Insgesamt jedoch betrug der Konzernumsatz 179,6 Millionen Euro und damit 45 Prozent weniger als im Vorjahr. Im Vorjahr hatte Morphosys allerdings noch von einer hohen Vorabzahlung seines US-Kooperationspartners Incyte profitiert. Unter dem Strich verzeichnete Morphosys einen Verlust von 514,5 Millionen Euro, verglichen mit einem Nettogewinn von 97,9 Millionen Euro im Jahr 2020.

Der hohe Verlust bei Morphosys ergibt sich unter anderem aus einer 231 Millionen Euro schweren Abschreibung bei der US-Tochter Constellation. Künftig wollen sich die Bayern nur noch auf die am weitesten fortgeschrittenen Medikamentenkandidaten des US-Krebsspezialisten konzentrieren, wie vergangene Woche bekannt wurde.

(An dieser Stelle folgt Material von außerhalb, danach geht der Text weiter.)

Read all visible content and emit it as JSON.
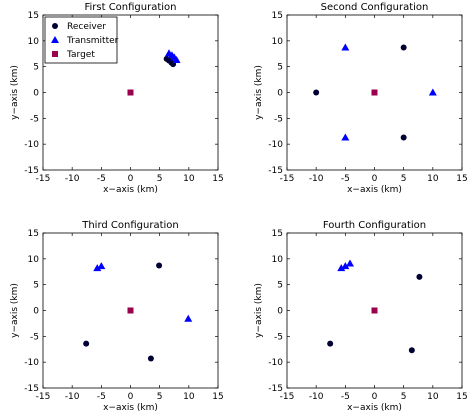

Morphosys hatte die US-Firma 2021 mithilfe des Finanzierungspartners Royalty Pharma für bis zu 1,7 Milliarden Dollar übernommen. Dabei wurden auch einige Medikamente erworben, deren Erprobung sich noch in einem frühen Stadium im Labor befand. Große Hoffnungen setzen die Bayern vor allem auf zwei Krebsmedikamente in der Pharmapipeline des Epigenetik-Spezialisten. Deren Erprobung soll nun unverändert fortgesetzt werden. Aus Sicht von Analysten sind die von Constellation übernommenen Medikamentenkandidaten durchaus vielversprechend. Dennoch pokert Morphosys wohl hoch und muss zudem noch bestimmte Tantiemen an den Finanzierungspartner Royalty abtreten.

Überdies geht die Forschung in der Biotechbranche kräftig ins Geld, so auch bei Morphosys: Wie ebenfalls bereits bekannt, sollen in diesem Jahr hierfür die Aufwendungen bei 300 bis 325 Millionen Euro liegen, das ist mehr als doppelt so viel wie im Vorjahr. Auch an der angepeilten Bruttomarge von 75 bis 80 Prozent hält der MDax-Absteiger fest, wie er am Mittwoch nach Börsenschluss mitgeteilt hatte.

Eine konkrete Prognose zur Gewinnentwicklung 2022 gab das Unternehmen nicht ab, die Ausgaben für Forschung und Entwicklung dürften aber nochmals deutlich zulegen auf 300 bis 325 (2021: 225) Millionen Euro.

Einschätzung zur Morphosys-Aktie


Operativ hat Morphosys die Erwartungen klar verfehlt. An der Börse taten sich die Anleger am Donnerstag deshalb zunächst schwer. Die Aktie schwankte zwischen Gewinnen und Verlusten, kostete am frühen Nachmittag dann mit 24,74 Euro gut drei Prozent mehr als am Vortag. An der Börse steht Morphosys allerdings wegen ungewisser Aussichten seit längerem unter Druck: Allein seit dem Jahreswechsel hat das Papier rund ein Viertel an Wert verloren. Seit dem Rekordhoch bei gut 146 Euro Anfang 2020 verlor das Papier mehr als 83 Prozent.

Die britische Investmentbank Barclays hat die Einstufung für Morphosys nach detaillierten Jahreszahlen auf "Equal Weight" mit einem Kursziel von 36 Euro belassen. Die finalen Kennziffern des Biotech-Unternehmens für 2021 und der Ausblick auf 2022 hätten den vorläufigen Verlautbarungen entsprochen, schrieb Analyst Brian Balchin in einer am Donnerstag vorliegenden Ersteinschätzung.

Morphosys verfügt über Barmittel in Höhe von knapp einer Milliarde Euro. Damit kann der Konzern weitere Medikamente durch klinische Phasen bringen. Wir bleiben positiv gestimmt und empfehlen das Papier weiterhin zum Kauf.